(Reuters) - Abercrombie & Fitch Co (ANF.N) reported comparable sales and profit far below Wall Street expectations on Thursday, blaming a drop in store visits by shoppers, and the teen retailer said business would decline even more during the current back-to-school quarter.
The company said comparable sales, including those online and at stores open at least a year, fell 10 percent in the second quarter ended August 3. Analysts had expected a drop of just 2.5 percent.
Abercrombie also issued a weak profit forecast, and its shares fell as low as $37.21, their lowest since October 2010. By midmorning they were at $38.35, down 18 percent.
The company and rivals Aeropostale Inc ARO.N and American Eagle Outfitters Inc (AEO.N) have struggled as young shoppers appear less interested in their logo-centric clothes than the variety of merchandise at chains like Zara, Forever 21 and H&M.
“One generation of customers has moved on, and the next generation doesn’t see Abercrombie as cool,” said Erik Gordon, a professor at the University of Michigan’s Ross School of Business.
Hollister Co, Abercrombie’s largest chain, felt the second-quarter drop in business most acutely, with a 13 percent decline in comparable sales. They were down 6 percent at the company’s namesake stores.
Back in May, Abercrombie blamed poor comparable sales in the first quarter on its inability to get enough merchandise on shelves fast enough, and it forecast a small decline for the second quarter.
Overall, revenue in the latest quarter fell 1 percent to $945.7 million, well below the $996.2 million analysts expected. The one bright spot was international revenue, which rose 15 percent, including online sales.
Abercrombie Chief Executive Officer Mike Jeffries said teen shoppers were feeling more of a pinch than other consumers.
“Consumers in general are feeling better about the overall economic environment,” Jeffries told Wall Street analysts on a call. “It is less the case for the young consumer.”
Abercrombie expects a profit of 40 cents to 45 cents a share for the third quarter, while analysts anticipated $1.06. The company said it would not give projections beyond then, citing uncertainty about customer traffic.

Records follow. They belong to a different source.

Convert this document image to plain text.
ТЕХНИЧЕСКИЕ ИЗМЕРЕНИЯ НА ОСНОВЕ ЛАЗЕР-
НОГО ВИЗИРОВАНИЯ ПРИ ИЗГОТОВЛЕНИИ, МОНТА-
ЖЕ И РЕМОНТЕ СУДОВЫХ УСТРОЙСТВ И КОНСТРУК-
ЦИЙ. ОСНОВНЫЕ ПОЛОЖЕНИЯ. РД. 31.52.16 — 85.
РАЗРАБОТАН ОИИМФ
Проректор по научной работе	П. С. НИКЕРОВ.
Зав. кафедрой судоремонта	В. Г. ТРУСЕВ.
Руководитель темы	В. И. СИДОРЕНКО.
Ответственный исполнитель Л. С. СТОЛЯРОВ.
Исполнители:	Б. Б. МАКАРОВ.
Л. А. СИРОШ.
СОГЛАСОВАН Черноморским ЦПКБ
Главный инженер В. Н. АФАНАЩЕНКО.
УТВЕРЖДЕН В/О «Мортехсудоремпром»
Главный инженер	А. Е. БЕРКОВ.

For the second quarter, the company said net income fell to $11.4 million, or 14 cents per share, from $17.1 million, or 20 cents per share, a year earlier.
Excluding charges from a cost-saving effort, earnings were 16 cents per share, well below Wall Street forecasts for 28 cents.
Aeropostale is due to report quarterly results after the market closes on Thursday. American Eagle reported on Wednesday, issuing a weak forecast.